Every organisation now must ask:
Which data, if stolen today, will still matter in 5, 10, or 20 years?
Those systems become the priority for PQC migration.

2. Visibility Is the Biggest Barrier: “You Can’t Protect What You Can’t See”

Most organisations still lack visibility into where cryptography actually lives in their environment.

This is why standards bodies such as ACSC, NIST, NSA and ENISA are urging organisations to begin producing a Cryptographic Bill of Materials (C-BOM).

Where cryptography is typically hidden:

  • Operating systems
  • Network protocols
  • APIs and identity systems
  • IoT and medical devices
  • Backups and storage
  • Messaging platforms
  • Hardware-level crypto
  • Third-party vendor systems

The panel emphasised that AI-assisted discovery will dramatically accelerate this process, reducing work that once took years to weeks.

3. You Don’t Need to “Fix Everything” - Start Small and Build Momentum

Executives often stall because the scale feels overwhelming.

Key principles:

  • Start with visibility by mapping keys, certificates, algorithms and protocols
  • Prioritise by sensitivity and lifespan
  • Pilot in controlled environments before going live
  • Design for crypto agility instead of one-off upgrades
  • Shorten certificate lifecycles
  • Treat PQC as a business and GRC risk, not an IT task

4. Hardware Is the Hardest and Often the Most Urgent

Software can be updated.
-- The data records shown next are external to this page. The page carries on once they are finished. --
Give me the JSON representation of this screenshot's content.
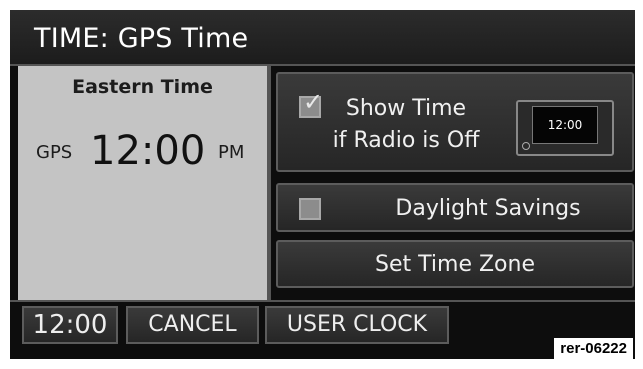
{
  "header": {
    "title": "TIME: GPS Time"
  },
  "clock_panel": {
    "zone": "Eastern Time",
    "source": "GPS",
    "time": "12:00",
    "ampm": "PM"
  },
  "options": {
    "show_time": {
      "label": "Show Time\nif Radio is Off",
      "checked": true,
      "preview_time": "12:00"
    },
    "daylight_savings": {
      "label": "Daylight Savings",
      "checked": false
    },
    "set_time_zone": {
      "label": "Set Time Zone"
    }
  },
  "bottom_bar": {
    "clock": "12:00",
    "cancel": "CANCEL",
    "user_clock": "USER CLOCK"
  },
  "reference": "rer-06222",
  "colors": {
    "background": "#0d0d0d",
    "panel": "#c4c4c4",
    "button": "#2e2e2e",
    "text": "#f0f0f0"
  }
}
Hardware cannot.

High-risk hardware includes:

  • Medical devices
  • OT and ICS systems
  • Telco infrastructure
  • Network appliances
  • Legacy laptops and desktops
  • Consumer devices with embedded crypto

This will drive a global hardware modernisation wave, and organisations with slow refresh cycles are the most exposed.

5. AI and Quantum Will Converge and the Threat Landscape Will Shift

The panel explored the dual-use realities of AI and quantum.

How AI strengthens defenders:

  • Automated C-BOM generation
  • PQC testing
  • Crypto-agile orchestration
  • Faster cryptographic modelling

How AI strengthens adversaries:

  • Accelerated cryptanalysis
  • Differential attack generation
  • Pattern finding against symmetric encryption
  • Industrialised social engineering

Quantum will also enhance AI by enabling faster training, optimisation and pattern detection.

6. Skills, Budgets and Vendors: What Leadership Needs to Know

The skills gap came up repeatedly, but it should not halt progress.

And a crucial reminder:

7. Biometrics, QKD and the Future of Identity

Audience questions highlighted growing interest in next-generation identity.

Biometrics
Useful but increasingly spoofable due to deepfakes.
The future lies in biometrics tied to PQC-backed digital signatures.

Quantum Key Distribution (QKD)
Promising for niche, high-assurance use cases but limited by distance, specialised hardware and the need for PQC to authenticate.

8. What Organisations Must Do Now

The panel aligned on a clear, practical roadmap:

  • Begin cryptographic discovery with a C-BOM and inventory
  • Update procurement requirements to include PQC and crypto agility
  • Modernise legacy hardware with long refresh cycles
  • Build a crypto-agile architecture
  • Engage boards early and frame this as a resilience priority
  • Run small pilots
  • Align to global standards including NIST, ACSC, NSA CNSA 2.0, ENISA and ISO 23837
  • Plan budgets now as transitions typically take 2 to 5 years

9. The Takeaway: Quantum Security Is Now a Leadership Responsibility

Quantum transformation will impact every sector from hospitals and banks to education and manufacturing.

Leaders who invest early will reduce risk, modernise faster and meet the regulatory requirements already emerging across the United States, European Union, United Kingdom, Singapore and Australia.

Organisations that start now will be the ones ready for what comes next.